Direct Demonstration of P-Selectin– and VCAM-1–Dependent Mononuclear Cell Rolling in Early Atherosclerotic Lesions of Apolipoprotein E–Deficient Mice

Abstract

—Apolipoprotein E–deficient (ApoE^−/−) mice develop atherosclerotic lesions throughout the arterial tree, including the carotid bifurcation. Although the expression of adhesion molecules such as ICAM-1, vascular cell adhesion molecule-1 (VCAM-1), and P-selectin on endothelium that overlie atherosclerotic plaques has been implicated in monocyte recruitment to developing lesions, monocyte adhesion in atherosclerotic vessels has not been observed directly.
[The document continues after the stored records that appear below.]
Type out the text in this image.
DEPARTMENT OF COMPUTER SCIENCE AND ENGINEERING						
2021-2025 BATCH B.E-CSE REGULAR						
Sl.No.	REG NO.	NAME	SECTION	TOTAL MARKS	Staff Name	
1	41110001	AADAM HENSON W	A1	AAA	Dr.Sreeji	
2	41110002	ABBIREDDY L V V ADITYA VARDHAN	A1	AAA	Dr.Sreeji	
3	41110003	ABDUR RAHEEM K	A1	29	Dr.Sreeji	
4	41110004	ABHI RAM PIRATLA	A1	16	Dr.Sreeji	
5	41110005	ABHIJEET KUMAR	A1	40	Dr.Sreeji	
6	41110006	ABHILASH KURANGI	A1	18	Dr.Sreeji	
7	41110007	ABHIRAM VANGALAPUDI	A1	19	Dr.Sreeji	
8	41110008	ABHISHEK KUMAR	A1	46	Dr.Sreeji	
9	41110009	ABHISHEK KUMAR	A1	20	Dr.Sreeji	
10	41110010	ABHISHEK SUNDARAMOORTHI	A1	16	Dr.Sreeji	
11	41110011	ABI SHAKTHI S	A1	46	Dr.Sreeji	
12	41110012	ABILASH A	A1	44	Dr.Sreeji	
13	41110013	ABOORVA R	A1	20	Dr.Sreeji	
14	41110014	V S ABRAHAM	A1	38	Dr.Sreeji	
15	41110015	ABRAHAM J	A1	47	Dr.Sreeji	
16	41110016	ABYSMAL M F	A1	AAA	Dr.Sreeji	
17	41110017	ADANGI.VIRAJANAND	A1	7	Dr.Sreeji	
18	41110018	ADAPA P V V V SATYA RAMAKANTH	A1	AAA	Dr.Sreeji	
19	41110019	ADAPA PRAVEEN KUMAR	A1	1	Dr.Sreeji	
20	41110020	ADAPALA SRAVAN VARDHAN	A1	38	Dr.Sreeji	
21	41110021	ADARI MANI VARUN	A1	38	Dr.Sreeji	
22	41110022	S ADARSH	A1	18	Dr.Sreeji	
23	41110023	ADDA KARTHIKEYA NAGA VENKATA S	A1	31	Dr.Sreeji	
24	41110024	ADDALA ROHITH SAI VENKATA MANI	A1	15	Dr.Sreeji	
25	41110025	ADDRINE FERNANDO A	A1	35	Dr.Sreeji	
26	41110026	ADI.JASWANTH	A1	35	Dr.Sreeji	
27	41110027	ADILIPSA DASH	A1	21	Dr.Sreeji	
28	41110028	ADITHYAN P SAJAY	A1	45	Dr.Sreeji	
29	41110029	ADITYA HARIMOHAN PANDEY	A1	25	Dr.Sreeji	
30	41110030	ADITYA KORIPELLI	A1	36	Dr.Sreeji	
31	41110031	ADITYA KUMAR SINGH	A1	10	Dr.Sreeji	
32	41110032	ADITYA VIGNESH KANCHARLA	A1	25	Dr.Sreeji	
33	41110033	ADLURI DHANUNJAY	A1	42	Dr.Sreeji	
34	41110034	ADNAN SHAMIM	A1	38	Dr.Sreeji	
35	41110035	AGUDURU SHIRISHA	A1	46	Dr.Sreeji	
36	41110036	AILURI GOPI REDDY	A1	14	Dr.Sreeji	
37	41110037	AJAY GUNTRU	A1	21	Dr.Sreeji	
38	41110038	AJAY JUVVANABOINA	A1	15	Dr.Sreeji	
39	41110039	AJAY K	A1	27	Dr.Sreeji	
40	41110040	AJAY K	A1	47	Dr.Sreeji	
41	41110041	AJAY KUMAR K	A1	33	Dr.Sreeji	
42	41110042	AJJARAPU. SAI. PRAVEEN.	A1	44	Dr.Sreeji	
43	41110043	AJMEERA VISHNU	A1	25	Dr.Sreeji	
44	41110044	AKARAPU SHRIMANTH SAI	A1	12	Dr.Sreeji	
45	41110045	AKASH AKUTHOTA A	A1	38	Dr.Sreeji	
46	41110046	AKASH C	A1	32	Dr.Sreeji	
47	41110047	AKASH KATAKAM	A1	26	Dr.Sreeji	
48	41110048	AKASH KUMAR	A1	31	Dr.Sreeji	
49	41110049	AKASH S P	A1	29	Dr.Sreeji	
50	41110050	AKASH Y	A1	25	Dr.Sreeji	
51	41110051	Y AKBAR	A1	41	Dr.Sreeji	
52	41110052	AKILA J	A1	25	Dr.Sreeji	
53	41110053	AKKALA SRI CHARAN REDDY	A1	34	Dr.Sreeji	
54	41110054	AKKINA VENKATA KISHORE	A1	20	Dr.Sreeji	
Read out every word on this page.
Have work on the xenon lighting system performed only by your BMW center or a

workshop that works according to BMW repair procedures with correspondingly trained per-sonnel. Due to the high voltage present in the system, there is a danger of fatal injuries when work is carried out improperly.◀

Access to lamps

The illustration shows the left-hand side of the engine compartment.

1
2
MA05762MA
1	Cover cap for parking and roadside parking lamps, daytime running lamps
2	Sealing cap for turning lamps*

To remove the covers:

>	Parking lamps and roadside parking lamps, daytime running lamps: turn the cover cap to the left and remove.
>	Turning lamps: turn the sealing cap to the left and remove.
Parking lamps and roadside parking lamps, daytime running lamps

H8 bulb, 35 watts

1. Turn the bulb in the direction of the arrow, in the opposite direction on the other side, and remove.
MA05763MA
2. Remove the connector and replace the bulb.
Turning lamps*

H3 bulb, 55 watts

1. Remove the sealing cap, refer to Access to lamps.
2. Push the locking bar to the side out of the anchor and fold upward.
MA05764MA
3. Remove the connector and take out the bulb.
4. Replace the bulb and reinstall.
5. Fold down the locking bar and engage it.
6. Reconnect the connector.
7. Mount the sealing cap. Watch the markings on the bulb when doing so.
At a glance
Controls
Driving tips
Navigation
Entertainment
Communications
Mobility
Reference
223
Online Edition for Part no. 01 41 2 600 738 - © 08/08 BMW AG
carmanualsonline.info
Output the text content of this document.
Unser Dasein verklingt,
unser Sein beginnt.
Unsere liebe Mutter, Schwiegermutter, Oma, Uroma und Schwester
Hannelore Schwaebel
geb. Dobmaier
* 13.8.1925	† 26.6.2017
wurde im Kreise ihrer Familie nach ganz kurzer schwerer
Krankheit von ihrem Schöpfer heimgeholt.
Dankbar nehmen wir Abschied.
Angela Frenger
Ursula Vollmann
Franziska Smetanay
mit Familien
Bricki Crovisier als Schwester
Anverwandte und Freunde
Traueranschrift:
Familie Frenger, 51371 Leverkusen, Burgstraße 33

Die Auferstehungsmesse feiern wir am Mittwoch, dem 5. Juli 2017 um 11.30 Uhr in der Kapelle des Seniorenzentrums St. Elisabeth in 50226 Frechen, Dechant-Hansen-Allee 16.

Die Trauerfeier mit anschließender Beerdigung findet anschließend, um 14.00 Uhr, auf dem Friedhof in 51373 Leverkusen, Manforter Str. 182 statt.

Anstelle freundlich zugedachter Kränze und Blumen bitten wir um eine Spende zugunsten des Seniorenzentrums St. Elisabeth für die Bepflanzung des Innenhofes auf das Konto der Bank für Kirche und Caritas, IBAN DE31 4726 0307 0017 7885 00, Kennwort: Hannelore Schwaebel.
To investigate which adhesion molecules may be important in monocyte adhesion to atherosclerotic lesions, an isolated mouse carotid artery preparation was developed and perfused with mononuclear cells. We show rolling and attachment of the human monocytic cell line U937 and the mouse monocyte-macrophage cell line P388D1 in carotid arteries from 10- to 12-week-old ApoE^−/− and C57BL/6 wild-type mice fed a Western-type diet (21% fat wt/wt) for 4 to 5 weeks. No rolling was observed in carotid arteries from C57BL/6 or BALB/c wild-type mice fed a chow diet and little was observed in BALB/c mice fed a Western-type diet. This model represents early lesion development as shown by minimal macrophage infiltration in the intima of carotid arteries from ApoE^−/− mice fed a Western-type diet. Rolling was observed at shear stresses that were characteristic of the low-shear recirculation zone near the carotid bifurcation. Mononuclear cell attachment and rolling were significantly inhibited by monoclonal antibody blockade of P-selectin or its leukocyte ligand P-selectin glycoprotein ligand-1. Rolling velocities increased after monoclonal antibody blockade of mononuclear cell α₄-integrin or VCAM-1, which indicates that α₄-integrin interacting with VCAM-1 stabilizes rolling interactions and prolongs monocyte transit times.